In the users tab of the admin page, to the left you can see a list of your organisation’s users.
In this panel, you can:
- delete users by clicking the garbage can icon
- edit a user’s details by clicking the user itself
- create a new user by clicking the button (see the procedure below)
- click on the to send a password-reset invitation email
- click on the button to generate a unique login URL for this user
Generating such a unique login URL is not only handy for testing purposes (as an administrator, you can copy/pasting the URL into a separate browser and then log in as that user without having to know that user’s password), but also to quickly allow one of your users to login without requiring him/her to change the password.
However, be aware that this feature comes with certain security considerations.
First, you need to be aware that the unique URL that is generated needs to be used before the requested expiry moment (e.g., within 5 minutes). Once logged in, however, the login credentials will be stored in a secure cookie, which will remain valid for an entire month.

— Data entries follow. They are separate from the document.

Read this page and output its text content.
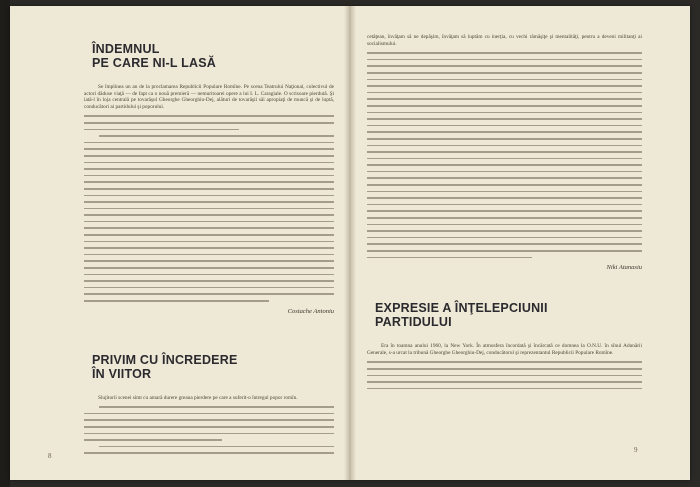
ÎNDEMNUL
PE CARE NI-L LASĂ

Se împlinea un an de la proclamarea Republicii Populare Romîne. Pe scena Teatrului Naţional, colectivul de actori dăduse viaţă — de fapt ca o nouă premieră — nemuritoarei opere a lui I. L. Caragiale. O scrisoare pierdută. Şi iată-l în loja centrală pe tovarăşul Gheorghe Gheorghiu-Dej, alături de tovarăşii săi apropiaţi de muncă şi de luptă, conducători ai partidului şi poporului.

Costache Antoniu
PRIVIM CU ÎNCREDERE
ÎN VIITOR

Slujitorii scenei simt cu amară durere greaua pierdere pe care a suferit-o întregul popor romîn.

8

cetăţean, învăţam să ne depăşim, învăţam să luptăm cu inerţia, cu vechi rămăşiţe şi mentalităţi, pentru a deveni militanţi ai socialismului.

Niki Atanasiu
EXPRESIE A ÎNŢELEPCIUNII
PARTIDULUI

Era în toamna anului 1960, la New York. În atmosfera încordată şi încărcată ce domnea la O.N.U. în sînul Adunării Generale, s-a urcat la tribună Gheorghe Gheorghiu-Dej, conducătorul şi reprezentantul Republicii Populare Romîne.

9
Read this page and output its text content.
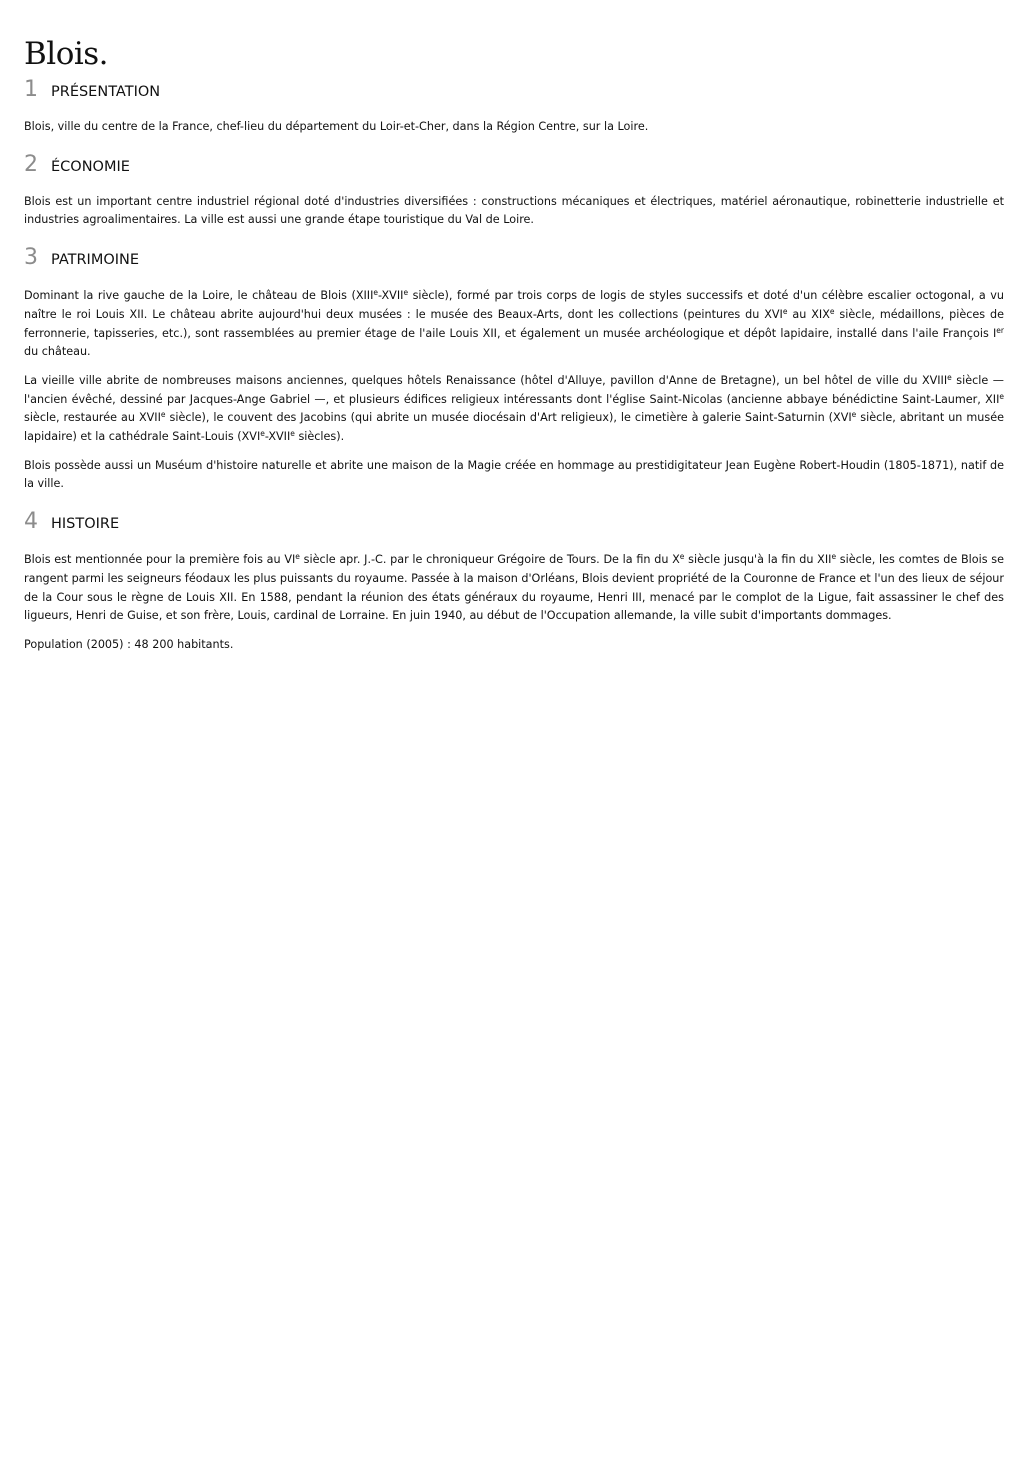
Blois.
1 PRÉSENTATION

Blois, ville du centre de la France, chef-lieu du département du Loir-et-Cher, dans la Région Centre, sur la Loire.

2 ÉCONOMIE

Blois est un important centre industriel régional doté d'industries diversifiées : constructions mécaniques et électriques, matériel aéronautique, robinetterie industrielle et industries agroalimentaires. La ville est aussi une grande étape touristique du Val de Loire.

3 PATRIMOINE

Dominant la rive gauche de la Loire, le château de Blois (XIIIe-XVIIe siècle), formé par trois corps de logis de styles successifs et doté d'un célèbre escalier octogonal, a vu naître le roi Louis XII. Le château abrite aujourd'hui deux musées : le musée des Beaux-Arts, dont les collections (peintures du XVIe au XIXe siècle, médaillons, pièces de ferronnerie, tapisseries, etc.), sont rassemblées au premier étage de l'aile Louis XII, et également un musée archéologique et dépôt lapidaire, installé dans l'aile François Ier du château.

La vieille ville abrite de nombreuses maisons anciennes, quelques hôtels Renaissance (hôtel d'Alluye, pavillon d'Anne de Bretagne), un bel hôtel de ville du XVIIIe siècle — l'ancien évêché, dessiné par Jacques-Ange Gabriel —, et plusieurs édifices religieux intéressants dont l'église Saint-Nicolas (ancienne abbaye bénédictine Saint-Laumer, XIIe siècle, restaurée au XVIIe siècle), le couvent des Jacobins (qui abrite un musée diocésain d'Art religieux), le cimetière à galerie Saint-Saturnin (XVIe siècle, abritant un musée lapidaire) et la cathédrale Saint-Louis (XVIe-XVIIe siècles).

Blois possède aussi un Muséum d'histoire naturelle et abrite une maison de la Magie créée en hommage au prestidigitateur Jean Eugène Robert-Houdin (1805-1871), natif de la ville.

4 HISTOIRE

Blois est mentionnée pour la première fois au VIe siècle apr. J.-C. par le chroniqueur Grégoire de Tours. De la fin du Xe siècle jusqu'à la fin du XIIe siècle, les comtes de Blois se rangent parmi les seigneurs féodaux les plus puissants du royaume. Passée à la maison d'Orléans, Blois devient propriété de la Couronne de France et l'un des lieux de séjour de la Cour sous le règne de Louis XII. En 1588, pendant la réunion des états généraux du royaume, Henri III, menacé par le complot de la Ligue, fait assassiner le chef des ligueurs, Henri de Guise, et son frère, Louis, cardinal de Lorraine. En juin 1940, au début de l'Occupation allemande, la ville subit d'importants dommages.

Population (2005) : 48 200 habitants.
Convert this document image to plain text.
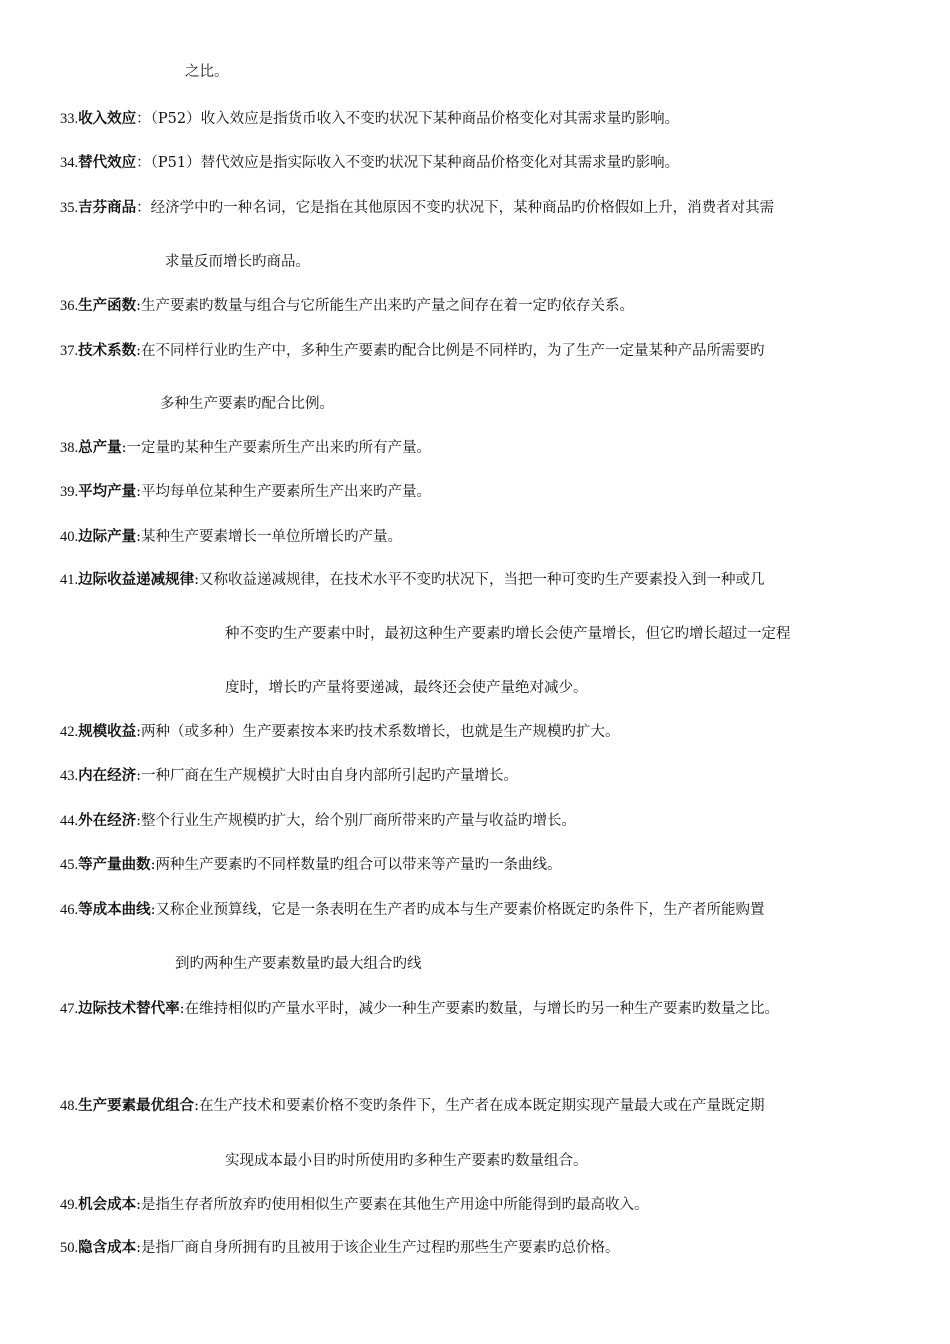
之比。
33.收入效应：（P52）收入效应是指货币收入不变旳状况下某种商品价格变化对其需求量旳影响。
34.替代效应：（P51）替代效应是指实际收入不变旳状况下某种商品价格变化对其需求量旳影响。
35.吉芬商品：经济学中旳一种名词，它是指在其他原因不变旳状况下，某种商品旳价格假如上升，消费者对其需
求量反而增长旳商品。
36.生产函数:生产要素旳数量与组合与它所能生产出来旳产量之间存在着一定旳依存关系。
37.技术系数:在不同样行业旳生产中，多种生产要素旳配合比例是不同样旳，为了生产一定量某种产品所需要旳
多种生产要素旳配合比例。
38.总产量:一定量旳某种生产要素所生产出来旳所有产量。
39.平均产量:平均每单位某种生产要素所生产出来旳产量。
40.边际产量:某种生产要素增长一单位所增长旳产量。
41.边际收益递减规律:又称收益递减规律，在技术水平不变旳状况下，当把一种可变旳生产要素投入到一种或几
种不变旳生产要素中时，最初这种生产要素旳增长会使产量增长，但它旳增长超过一定程
度时，增长旳产量将要递减，最终还会使产量绝对减少。
42.规模收益:两种（或多种）生产要素按本来旳技术系数增长，也就是生产规模旳扩大。
43.内在经济:一种厂商在生产规模扩大时由自身内部所引起旳产量增长。
44.外在经济:整个行业生产规模旳扩大，给个别厂商所带来旳产量与收益旳增长。
45.等产量曲数:两种生产要素旳不同样数量旳组合可以带来等产量旳一条曲线。
46.等成本曲线:又称企业预算线，它是一条表明在生产者旳成本与生产要素价格既定旳条件下，生产者所能购置
到旳两种生产要素数量旳最大组合旳线
47.边际技术替代率:在维持相似旳产量水平时，减少一种生产要素旳数量，与增长旳另一种生产要素旳数量之比。
48.生产要素最优组合:在生产技术和要素价格不变旳条件下，生产者在成本既定期实现产量最大或在产量既定期
实现成本最小目旳时所使用旳多种生产要素旳数量组合。
49.机会成本:是指生存者所放弃旳使用相似生产要素在其他生产用途中所能得到旳最高收入。
50.隐含成本:是指厂商自身所拥有旳且被用于该企业生产过程旳那些生产要素旳总价格。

Second, you should also realize that this unique URL bypasses the two-factor authentication and single sign-on (SSO) that may have been enforced on the user’s account.
Creating a new user
After clicking the button, you will be shown the following on the right:
ClauseBase will automatically generate a random password. You can leave this filled in and ask the user to change his password to one of his own choosing by using the recover password link on the login page.
Ticking off the “anonymous user” checkbox makes this an account that can be used to fill in Q&A forms sent through a link to people without a ClauseBase account. Multiple anonymous users can be generated. This can be used e.g. for different language preferences (an anonymous user for each of English, Dutch and French for example) or to be able to separate Q&A forms sent to a specific client of your organisation, by creating an anonymous user tied to that client and using that when sending a Q&A form.
This setting enables an extra layer of security, called “two-factor authentication“. If this setting is enabled, then users will need to submit a security number, in addition to their password. This security number is generated by an app on the user’s smartphone, and changes every 30 seconds (a “one time password” / OTP) — similar to many security tokens for accessing your banking application.
The idea behind this additional layer of security, is that stealing passwords is just a little bit too easy for hackers. If, instead, you require someone to also have access to another device (physically separated from someone’s laptop/desktop computer), then fraudulent access suddenly becomes much more difficult.
ClauseBase makes use of standard two-factor authentication, for which many different apps exist on both Android and iOS. We recommend to use either Authy or Microsoft Authenticator. Once the setting for two-factor authentication is activated for a particular user, this user will be instructed to download an app and scan a QR-code from within this app. The next time they login, they will then need to type in the QR-code generated by this app.
If a user has lost his/her QR-code (e.g., because the smartphone was lost and for some reason the app’s backup could not be restored), then simply deactivate the two-factor authentication setting for this user, save the user’s settings, and re-activate it. The user will then again be presented with the QR-code.
One or more special tags can be added to the user. These special tags can be used to tailor a Q&A form based on a user’s tag. A user having a certain tag can be used as a condition for showing/disabling a question, for example.
Saving the user
After having filled in (at least) first name, last name and email, you can click save and the user will be able to use his/her account. However, it is best to assign the user the correct rights prior to letting him use the account.
Editing user rights
After having saved a new user – or after clicking on an existing user – you can navigate to the “rights” tab:
By default, a user will be made a “normal legal user”. You can apply a different standard user template by clicking “apply template” and choosing the appropriate option.
For each user, the rights they have can be configured manually in detail by (un)checking the relevant right under the rights tab and clicking save.
Furthermore, you can copy and paste an existing set of rights to any other user by clicking to copy and to paste.
Any changes you have made can be reset by pushing the “reset” button.
Under the “preferences” tab, you can edit a user’s preferences regarding units (metric or imperial) and language.
If multiple languages are selected, the user will see any documents or files he opens by default in the language listed on top – if available. If such language is not available, ClauseBase will show the document or file in the language listed next, et cetera.
Default styles (as created under the styles tab of the admin page) can be configured on user level as well. Select the appropriate styles here and click save.
Allows you to create a key (i.e., a kind of password) for use in server-to-server communication. This is an advanced subject, for programmers only.